US coercion on ASML over employment discrimination will backfire
Published: Jun 28, 2023 09:58 PM
Illustration: Chen Xia/Global Times

Illustration: Chen Xia/Global Times

Dutch chip equipment maker ASML' hiring practices have caused controversy by rejecting job applicants from certain countries. A Rotterdam-based anti-discrimination foundation had filed a complaint over ASML's practices, arguing that Dutch law does not permit discrimination on the basis of nationality, Reuters reported on Tuesday.

A decision by the Netherlands' Institute for Human Rights, which oversees discrimination complaints in the Netherlands, affirmed that ASML may refuse job applicants on the basis of their nationality when required to do so by US export rules, saying that US Export Administration Regulations (EAR) doesn't originate from the Dutch legislator, but are indeed binding for ASML. 

However, the decision cannot help quell public anger toward discrimination based on nationality. If Dutch human rights institution fails to properly address discrimination issues, it will become a stain on the West's human rights record under US pressure.

Washington's economic coercion is the root cause why ASML succumbed to discriminatory rules. The company had argued that violating US regulations would lead it to risk American sanctions. According to Reuters, a flow chart shows ASML routinely checks whether employees perform work that could be considered relevant for EAR rules. "If so, then the employee must have nationality or permanent residency in a country that does not fall into one of the US Commerce Department's D:1, E:1 or E:2 country groups," the report said, adding that those categories include Iran, Syria, North Korea and Cuba, and also about 20 other countries including China and Russia.

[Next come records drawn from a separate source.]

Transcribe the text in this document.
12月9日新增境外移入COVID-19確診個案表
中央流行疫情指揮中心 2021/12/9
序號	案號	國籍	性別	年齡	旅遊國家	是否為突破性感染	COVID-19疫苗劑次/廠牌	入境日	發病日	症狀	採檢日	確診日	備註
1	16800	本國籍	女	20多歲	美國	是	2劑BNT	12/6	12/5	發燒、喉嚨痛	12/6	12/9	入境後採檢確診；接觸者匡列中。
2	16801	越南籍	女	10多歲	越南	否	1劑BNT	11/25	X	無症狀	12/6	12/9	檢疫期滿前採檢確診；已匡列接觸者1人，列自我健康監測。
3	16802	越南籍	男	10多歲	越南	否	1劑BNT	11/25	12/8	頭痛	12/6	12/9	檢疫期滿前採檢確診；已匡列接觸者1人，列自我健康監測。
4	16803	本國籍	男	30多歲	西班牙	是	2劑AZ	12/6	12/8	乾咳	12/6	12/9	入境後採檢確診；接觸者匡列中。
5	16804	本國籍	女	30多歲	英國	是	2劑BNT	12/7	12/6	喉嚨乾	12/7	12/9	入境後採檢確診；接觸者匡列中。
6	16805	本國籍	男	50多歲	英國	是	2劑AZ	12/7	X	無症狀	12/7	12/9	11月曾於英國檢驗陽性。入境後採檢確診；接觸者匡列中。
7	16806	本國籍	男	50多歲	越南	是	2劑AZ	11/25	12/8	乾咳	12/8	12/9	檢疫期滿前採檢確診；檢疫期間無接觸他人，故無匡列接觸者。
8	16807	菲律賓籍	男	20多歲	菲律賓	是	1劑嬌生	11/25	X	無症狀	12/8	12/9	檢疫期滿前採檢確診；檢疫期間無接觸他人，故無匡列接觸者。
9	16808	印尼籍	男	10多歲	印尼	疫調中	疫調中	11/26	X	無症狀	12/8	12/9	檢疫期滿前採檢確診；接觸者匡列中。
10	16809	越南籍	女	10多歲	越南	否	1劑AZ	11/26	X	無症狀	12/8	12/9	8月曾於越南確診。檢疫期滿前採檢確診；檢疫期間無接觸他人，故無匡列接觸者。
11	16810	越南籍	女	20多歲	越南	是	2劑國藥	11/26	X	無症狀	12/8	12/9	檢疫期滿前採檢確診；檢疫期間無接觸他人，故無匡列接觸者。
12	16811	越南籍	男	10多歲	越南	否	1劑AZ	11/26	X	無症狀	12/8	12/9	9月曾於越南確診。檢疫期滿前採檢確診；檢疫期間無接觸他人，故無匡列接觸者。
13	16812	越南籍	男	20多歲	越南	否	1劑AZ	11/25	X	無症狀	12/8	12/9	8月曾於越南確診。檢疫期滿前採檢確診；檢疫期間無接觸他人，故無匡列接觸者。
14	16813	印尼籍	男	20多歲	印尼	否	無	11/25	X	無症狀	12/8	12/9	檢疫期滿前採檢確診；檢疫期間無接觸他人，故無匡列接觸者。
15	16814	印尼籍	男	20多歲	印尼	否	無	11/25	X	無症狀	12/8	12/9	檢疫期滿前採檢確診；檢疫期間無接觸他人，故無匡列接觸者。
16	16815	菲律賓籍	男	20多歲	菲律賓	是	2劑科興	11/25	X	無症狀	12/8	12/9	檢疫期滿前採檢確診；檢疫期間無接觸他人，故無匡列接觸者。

ASML has significant operations in the US, which has been used by politicians in Washington as a tool to exert pressure on the Dutch chip equipment maker. It is a typical example of US' use of economic coercion to seek selfish interests at the expense of human rights. The situation is quite ironic: On the one hand, politicians in Washington said the US is the "beacon of human rights," claiming that US laws prohibit discrimination based on a person's national origin, race, color, religion, disability, sex, and familial status. But on the other hand, the US, in order to maintain its economic hegemony, pile up pressure on high-tech companies to adopt discriminatory practices, otherwise, economic sanctions will be imposed.

Amid the US' ill-intentioned chip war, there have been growing restrictions from Washington on high-tech firms and global technological cooperation and exchanges. In this process, Washington has ignored rules, viewing global talent market through a geopolitical lens, abusing unilateral sanctions and disregarding its partners and allies for raw self-interest. Whichever country or region succumbs to US pressure or long-arm jurisdiction, it will basically end up being US cannon fodder. 

For the foreseeable future, the US is likely to continue to increase its control over global talent and technology cooperation, which will undoubtedly further distort the global talent market and high-tech industry chain. Such US practice of human rights violations are set to backfire on its own economy. The US uses the so-called national security as a reason for suppressing global talent, it resulted - in some cases - in global researchers and academics being placed under house arrest or taken away in handcuffs on charges of "engaging in economic espionage." This has seriously affected the US' ability to attract top international research talent.

A tech war is ultimately about a talent war. A spirit of openness and mutually beneficial cooperation will help China win the talent war. Studies show that the best science is often done by international research teams. While the US is passionate about discrimination on the basis of nationality, China is definitely moving in the opposite direction by making great efforts to attract talent from around the world. China is trying to make itself the best place in the world to conduct scientific research and innovation. 

China has overtaken the US as the world leader in both scientific research output and high impact studies, according to a report published by Japan's science and technology ministry in 2022. The spirit of openness will further accelerate China's pace of technological progress.

The author is a reporter with the Global Times.